Discussion linking climate changes and global warming to stronger hurricanes has finally reached Southern University.
According to the National Oceanic and Atmospheric Administration, the 2005 summer was the 10th warmest recorded in the U.S. NOAA also reported the precipitation levels with global temperatures to be the second highest on record.
In May, NOAA released their annual Atlantic hurricane season outlook report and predicted an above average-normal season.
The report forecasted 12 to 15 tropical storms, with up to nine of them becoming hurricanes. Up to five of them were expected to reach major storm levels.
"We anticipated a busy season and we're already half way there," said Dr. Christopher Landsea of NOAA's Miami hurricane research division.
Landsea said there is no "yes or no answer on global warming" and its possible effects on hurricane activity this year and it would be a long time in the future before any change could be documented.
Global warming is defined as natural increases in the Earth's near surface temperatures and is most often used to predict warming as a result of increased omissions of greenhouse gases that absorb infra-red radiation in the atmosphere producing a greenhouse effect.
These gases include water vapor, carbon dioxide, methane, and other photochemical important gases caused by human activities such as fossil fuel consumption.
The "natural" greenhouse effect helps to regulate the temperature on Earth, but "enhanced" greenhouse effects, caused by human activities, are said by researchers with globalwarming.org to trap more infra-red radiation in the atmosphere resulting in a warming influence on the climate.
A study released by Arizona State University professor Dr. Robert C. Ballings states that although the climate has warmed slightly in the last 100 years, 70 percent of warming occurred prior to 1940, before the upsurge in greenhouse gas emissions from industrial processes.
Globalwarming.org reports' claim 98 percent of global greenhouse gas emissions are natural, and the other two percent are from man-made sources.

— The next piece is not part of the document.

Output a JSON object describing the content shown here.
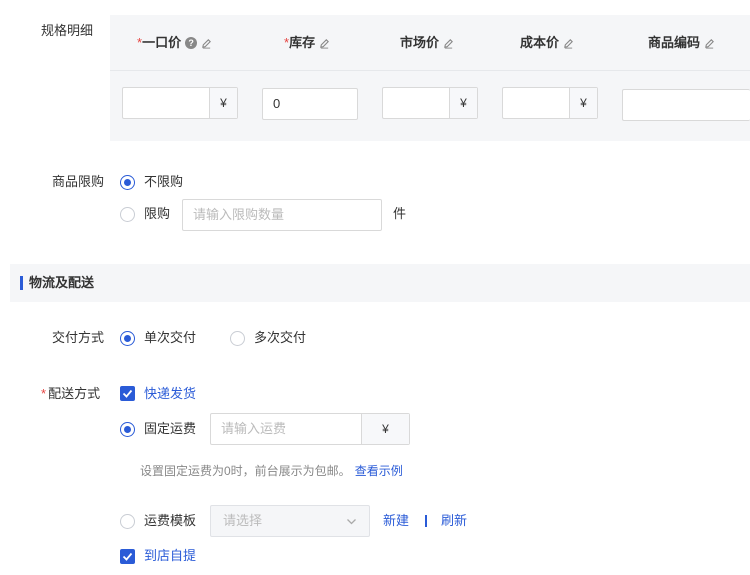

Landsea said it is certainly undeniable that there are increases of gases and carbon dioxide changing the Earth's atmosphere.
"Things have warmed up in the last 100 years and a portion of that is because of greenhouse gases," he said. "But as far as science can tell, the effect is so small that we can't measure it well."
Massachusetts Institute of Technology climatologist Kerry Emanuel released a report stating that major storms spinning in both the Atlantic and Pacific have increased in duration and intensity by 50 percent since the 1970s.
His report links these storm trends to the increases in ocean surface temperatures, which correspond to increases in global atmospheric temperatures, but Emanuel says global warming is not the blame.
"There has been a large upswing in the frequency of Atlantic hurricanes," Emanuel said. "This is owing to natural cycles in North Atlantic climate that we have observed for many decades and has nothing to do with global warming."
Southern University Political Science professor Lionel Lyles disagrees.
"Many scientists know about global warming," Lyles said. "But the judgment politically is to deny it and attribute what's going on to a long term weather cycle."
Lyles, who has been involved with global warming research for over ten years, said that you would usually expect Category 5 storms once every ten years within a "normal" weather cycle.
"Now every three to five years we're getting as many as three to five Category 4 and 5 hurricanes due to increases in sea surface temperatures."
NOAA research shows that warmer sea surface temperatures make for stronger hurricanes because warm ocean waters add moisture and heat into the air contributing additional power to the storm.
"We have to look at the sea surface temperatures as a prime indicator because sea surface temperature is what fuels hurricanes and makes them super charged and last longer," he said. "The ocean's sea surface temperature will continue to rise over the next 50 years. If nothing is done, the temperature will continue to get warmer causing the icebergs in Greenland, Antarctica, and the North Pole to melt, contributing to rising oceans in places that are coastal based, like Florida."
NOAA studies have shown rises in global mean sea level rates throughout the past 100 years and they project increasing from 1990-2100 to be anywhere from 0.09-0.88 meters.
Lyles encourages students to take an interest and research the global warming issue so that they may be educated on a very dangerous matter.
"My greatest concern is the destruction that hurricanes are going to bring to our communities in the form of property destruction and loss of life," he said.
NOAA data ranks Louisiana as third in the country for direct hits to its coastline by hurricanes. Louisiana, which has been hit by a total of 49 storms since 1851 (18 of them ranging in the Category 3-5 intensity level), follows only Florida and Texas.